Don’t Count Out Your Lone Innovators
I was at an ideation session the other day where we gathered many people from all over the organization to come together and collaboratively develop forward thinking productizable and patentable ideas. This client placed a high value on ideas generated collaboratively (who doesn’t nowadays?), even though they also had an individual inventor program.
During this session, where we were supposed to spend most of the session developing ideas collaboratively, one of the most prolific inventors in the company started furiously making notes, during the introduction of the meeting, and continued to all the way through the ideas session, until we were supposed to discuss our ideas collaboratively.
What had he been writing so furiously? All while we were talking about the kinds of ideas to generate, he had already taken in enough of the intro to just go ahead and start. He already had reams and reams of ideas generated by the time we’d started on the collaborative invention session. He was one of their best “lone innovators”.

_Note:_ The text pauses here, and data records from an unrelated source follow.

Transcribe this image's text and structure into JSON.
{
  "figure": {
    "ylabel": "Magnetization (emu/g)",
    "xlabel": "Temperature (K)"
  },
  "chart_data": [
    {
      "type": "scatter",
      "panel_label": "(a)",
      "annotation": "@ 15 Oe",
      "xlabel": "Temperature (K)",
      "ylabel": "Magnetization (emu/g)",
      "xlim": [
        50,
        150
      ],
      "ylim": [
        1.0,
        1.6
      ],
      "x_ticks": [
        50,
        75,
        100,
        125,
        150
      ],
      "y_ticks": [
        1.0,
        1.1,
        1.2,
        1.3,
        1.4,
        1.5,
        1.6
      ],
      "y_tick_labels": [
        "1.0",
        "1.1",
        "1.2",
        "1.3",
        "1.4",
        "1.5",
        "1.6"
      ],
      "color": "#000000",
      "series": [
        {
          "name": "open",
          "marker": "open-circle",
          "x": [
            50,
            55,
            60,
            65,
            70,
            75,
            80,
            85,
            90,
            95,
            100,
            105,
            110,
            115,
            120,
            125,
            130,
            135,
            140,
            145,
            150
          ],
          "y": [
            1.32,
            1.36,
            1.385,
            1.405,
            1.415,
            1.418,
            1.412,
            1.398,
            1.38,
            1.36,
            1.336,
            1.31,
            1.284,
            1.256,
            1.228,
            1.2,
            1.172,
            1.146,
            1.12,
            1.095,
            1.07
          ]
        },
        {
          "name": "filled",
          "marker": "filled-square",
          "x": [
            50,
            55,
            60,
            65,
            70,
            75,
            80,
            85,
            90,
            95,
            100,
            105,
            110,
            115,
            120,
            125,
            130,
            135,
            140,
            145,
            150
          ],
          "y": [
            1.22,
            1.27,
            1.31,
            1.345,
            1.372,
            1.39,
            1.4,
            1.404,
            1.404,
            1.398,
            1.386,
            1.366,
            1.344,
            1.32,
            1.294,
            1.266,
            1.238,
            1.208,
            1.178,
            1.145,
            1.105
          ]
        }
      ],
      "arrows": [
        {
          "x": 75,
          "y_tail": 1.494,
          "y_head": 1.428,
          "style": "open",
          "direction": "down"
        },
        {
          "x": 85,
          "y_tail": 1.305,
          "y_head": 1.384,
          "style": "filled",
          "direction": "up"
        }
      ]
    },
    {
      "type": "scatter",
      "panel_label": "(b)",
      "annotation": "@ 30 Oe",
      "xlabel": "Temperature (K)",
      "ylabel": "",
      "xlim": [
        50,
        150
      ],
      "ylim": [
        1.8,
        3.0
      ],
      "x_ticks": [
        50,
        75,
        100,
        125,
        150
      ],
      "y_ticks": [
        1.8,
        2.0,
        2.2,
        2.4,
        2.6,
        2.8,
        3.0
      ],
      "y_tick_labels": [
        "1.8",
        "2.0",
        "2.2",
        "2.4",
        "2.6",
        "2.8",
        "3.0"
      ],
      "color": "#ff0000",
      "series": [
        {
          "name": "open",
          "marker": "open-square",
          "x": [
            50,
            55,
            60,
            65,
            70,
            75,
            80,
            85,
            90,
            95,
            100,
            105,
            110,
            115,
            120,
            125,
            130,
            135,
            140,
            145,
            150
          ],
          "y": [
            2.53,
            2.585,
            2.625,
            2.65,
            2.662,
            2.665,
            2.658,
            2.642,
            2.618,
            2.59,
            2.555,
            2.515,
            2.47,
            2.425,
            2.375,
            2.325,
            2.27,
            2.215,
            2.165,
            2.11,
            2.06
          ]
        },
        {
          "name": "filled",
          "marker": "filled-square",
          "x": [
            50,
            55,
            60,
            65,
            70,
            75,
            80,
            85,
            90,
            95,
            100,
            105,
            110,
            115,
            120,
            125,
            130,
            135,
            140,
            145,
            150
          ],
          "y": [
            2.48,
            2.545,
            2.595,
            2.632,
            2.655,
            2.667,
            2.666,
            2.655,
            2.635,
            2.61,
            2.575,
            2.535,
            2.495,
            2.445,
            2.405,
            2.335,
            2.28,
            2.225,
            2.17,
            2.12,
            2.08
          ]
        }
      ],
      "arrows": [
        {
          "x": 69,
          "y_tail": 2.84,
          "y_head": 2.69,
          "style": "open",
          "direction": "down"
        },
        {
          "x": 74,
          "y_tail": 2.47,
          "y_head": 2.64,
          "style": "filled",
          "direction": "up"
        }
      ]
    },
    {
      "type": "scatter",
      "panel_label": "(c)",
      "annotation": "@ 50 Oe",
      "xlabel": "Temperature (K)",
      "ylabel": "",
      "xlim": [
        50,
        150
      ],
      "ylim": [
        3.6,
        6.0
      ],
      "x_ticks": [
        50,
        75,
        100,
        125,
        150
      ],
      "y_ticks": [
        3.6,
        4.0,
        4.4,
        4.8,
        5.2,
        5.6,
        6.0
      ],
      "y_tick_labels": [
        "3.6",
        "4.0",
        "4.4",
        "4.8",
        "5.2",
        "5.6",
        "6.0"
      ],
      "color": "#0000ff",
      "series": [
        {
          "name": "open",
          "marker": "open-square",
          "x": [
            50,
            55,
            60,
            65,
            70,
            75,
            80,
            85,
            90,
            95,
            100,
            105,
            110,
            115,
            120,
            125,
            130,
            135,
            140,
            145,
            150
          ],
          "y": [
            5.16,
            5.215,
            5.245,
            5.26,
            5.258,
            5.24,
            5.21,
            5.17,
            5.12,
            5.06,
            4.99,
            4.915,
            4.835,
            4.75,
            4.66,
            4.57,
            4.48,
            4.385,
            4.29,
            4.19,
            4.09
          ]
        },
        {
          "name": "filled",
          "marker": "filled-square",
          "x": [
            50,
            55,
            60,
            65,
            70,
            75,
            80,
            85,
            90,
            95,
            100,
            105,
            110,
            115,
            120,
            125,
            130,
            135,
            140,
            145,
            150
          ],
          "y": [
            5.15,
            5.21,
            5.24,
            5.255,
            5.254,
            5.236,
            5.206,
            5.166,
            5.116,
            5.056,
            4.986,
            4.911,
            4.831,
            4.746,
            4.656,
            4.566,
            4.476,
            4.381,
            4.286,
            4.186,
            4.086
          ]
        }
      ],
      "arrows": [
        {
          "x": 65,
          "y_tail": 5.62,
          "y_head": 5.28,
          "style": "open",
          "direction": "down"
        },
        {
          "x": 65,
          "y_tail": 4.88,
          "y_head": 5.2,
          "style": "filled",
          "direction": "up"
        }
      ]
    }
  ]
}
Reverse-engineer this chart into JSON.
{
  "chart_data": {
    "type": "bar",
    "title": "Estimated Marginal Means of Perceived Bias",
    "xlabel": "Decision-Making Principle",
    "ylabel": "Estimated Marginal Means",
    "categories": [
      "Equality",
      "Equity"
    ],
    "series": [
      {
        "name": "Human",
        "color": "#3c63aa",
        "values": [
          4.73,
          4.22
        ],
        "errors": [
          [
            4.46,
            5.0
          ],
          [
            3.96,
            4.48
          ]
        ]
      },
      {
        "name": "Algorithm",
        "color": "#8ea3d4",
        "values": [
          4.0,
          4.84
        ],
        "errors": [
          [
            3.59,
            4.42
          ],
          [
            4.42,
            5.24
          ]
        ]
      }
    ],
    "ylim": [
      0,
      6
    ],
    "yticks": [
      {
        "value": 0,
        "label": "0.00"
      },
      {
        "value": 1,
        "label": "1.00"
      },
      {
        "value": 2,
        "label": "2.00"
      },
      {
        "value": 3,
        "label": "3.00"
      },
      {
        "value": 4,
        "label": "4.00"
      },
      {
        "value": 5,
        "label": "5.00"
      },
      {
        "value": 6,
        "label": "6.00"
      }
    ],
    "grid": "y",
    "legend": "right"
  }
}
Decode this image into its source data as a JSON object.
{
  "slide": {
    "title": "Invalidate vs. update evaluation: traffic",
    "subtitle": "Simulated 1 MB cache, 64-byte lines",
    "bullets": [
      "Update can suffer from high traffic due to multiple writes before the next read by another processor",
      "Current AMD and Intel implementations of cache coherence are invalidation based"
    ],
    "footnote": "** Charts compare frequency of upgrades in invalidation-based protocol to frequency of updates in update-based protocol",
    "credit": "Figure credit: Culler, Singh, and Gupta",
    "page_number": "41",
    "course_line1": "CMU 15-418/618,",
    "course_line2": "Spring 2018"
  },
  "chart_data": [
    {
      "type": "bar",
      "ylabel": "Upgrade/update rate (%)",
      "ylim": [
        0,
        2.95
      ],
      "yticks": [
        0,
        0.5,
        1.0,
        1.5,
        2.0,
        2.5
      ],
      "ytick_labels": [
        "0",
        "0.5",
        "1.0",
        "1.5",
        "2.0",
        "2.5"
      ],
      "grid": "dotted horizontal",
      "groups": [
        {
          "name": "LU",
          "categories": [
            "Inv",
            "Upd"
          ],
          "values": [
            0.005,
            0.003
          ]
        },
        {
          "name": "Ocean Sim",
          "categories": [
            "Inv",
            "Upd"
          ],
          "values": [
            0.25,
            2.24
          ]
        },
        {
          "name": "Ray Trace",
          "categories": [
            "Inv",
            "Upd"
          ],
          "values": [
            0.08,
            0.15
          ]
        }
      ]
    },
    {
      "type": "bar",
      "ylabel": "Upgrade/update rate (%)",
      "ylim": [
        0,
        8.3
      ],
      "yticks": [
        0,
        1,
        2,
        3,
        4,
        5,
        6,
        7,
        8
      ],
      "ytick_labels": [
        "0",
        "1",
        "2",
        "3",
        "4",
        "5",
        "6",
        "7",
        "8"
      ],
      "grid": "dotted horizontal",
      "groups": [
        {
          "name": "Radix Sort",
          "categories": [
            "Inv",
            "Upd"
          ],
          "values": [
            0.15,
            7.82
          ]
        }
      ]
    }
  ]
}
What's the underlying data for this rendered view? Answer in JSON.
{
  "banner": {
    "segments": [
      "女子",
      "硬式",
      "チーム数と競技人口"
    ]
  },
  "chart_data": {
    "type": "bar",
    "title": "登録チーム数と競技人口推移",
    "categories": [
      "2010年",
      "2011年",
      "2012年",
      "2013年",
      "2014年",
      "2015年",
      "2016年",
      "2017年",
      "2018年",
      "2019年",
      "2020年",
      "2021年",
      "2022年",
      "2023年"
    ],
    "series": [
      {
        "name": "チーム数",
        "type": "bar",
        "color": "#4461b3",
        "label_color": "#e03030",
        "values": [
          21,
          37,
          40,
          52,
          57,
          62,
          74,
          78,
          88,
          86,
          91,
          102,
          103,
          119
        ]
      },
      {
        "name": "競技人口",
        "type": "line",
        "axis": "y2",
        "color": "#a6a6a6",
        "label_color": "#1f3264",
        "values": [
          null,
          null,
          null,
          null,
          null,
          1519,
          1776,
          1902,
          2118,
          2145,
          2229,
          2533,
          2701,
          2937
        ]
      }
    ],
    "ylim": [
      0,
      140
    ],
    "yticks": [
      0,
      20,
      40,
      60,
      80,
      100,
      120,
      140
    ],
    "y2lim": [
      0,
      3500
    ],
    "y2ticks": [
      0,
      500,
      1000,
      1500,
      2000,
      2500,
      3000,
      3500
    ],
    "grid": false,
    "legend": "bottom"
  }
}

We all get that it’s important to collaborate. We all get that there are many positive aspects to collaboration with groups and teams, and it’s important to be able to work in teams towards a shared vision and goal. This is common across all areas and industries — it’s been proven that collaboration leads to innovation.
Collaboration leading to innovation has been the main reason given by both Marissa Mayer and Ginni Rometty to call in remote employees. In fact, if you were an alien coming to Earth and just now getting to know humans, you’d think that with all this going on, watching humans grouping all the time, and the way we leverage the crowd in everything from social networks driving our sense of self-worth to networks literally driving us around, you might think that we are completely unable to ever do anything alone.
I’ve already blogged that we may even be seeing a new kind of human being evolving, the Homo Nexus, one who can’t exist in a world alone without the electronic touch of other humans, either directly or via proxy. Humans are becoming nothing without collaboration.
Or are they?
Humans are amazing, multifaceted, incredibly creative creatures. They come in all shapes, sizes, colors, and genders. They all have different personalities and attributes. Some are loud, some are quiet, some love being with people, feeling more energized in groups and teams, and others prefer quiet and alone time.
In our zeal to be ever increasingly collaborative (and for some reason we think that the more collaborative we are, the more innovative we are, but this is not necessarily so), we’ve forgotten that humans are all different, they are all energized by different things, and what can make one human amazingly creative can close the other one up.
Just like the best teachers need to touch students in all three sensory modes (visual, auditory, and kinesthetic) to connect with their students, we innovators need to ensure that we are inclusive when to comes to the all of the different types of innovators within our organizations.
In our exclusive invention architecture, we use exercises which target both “lone innovators” and teams, ensuring that we get the best from everyone and not just those who enjoy collaboration. Ideas from lone innovators can be just as good, or in some cases even better, than the ones generated by the teams. Sometimes the team members self-reinforce each other’s not-so-good ideas, just so that they can be good collaborators.
Notwithstanding our recent propensity to evolve to Homo Nexus, humans have not changed that much since the times of Edison, Bell, Franklin, Tesla, Babbage, and Berners-Lee, who may have leveraged prior work to come up with their world-changing inventions, but can still be considered lone inventors.
I’m not saying collaboration doesn’t have a place in innovation, but maybe it’s just not as important as you think. Don’t discount the lone innovator — they need just as much, or in some cases, even more care than the teams of innovators do.
Lone innovators, in their isolation, can sometimes even come up with the most disruptive ideas. And those are the ones you really need.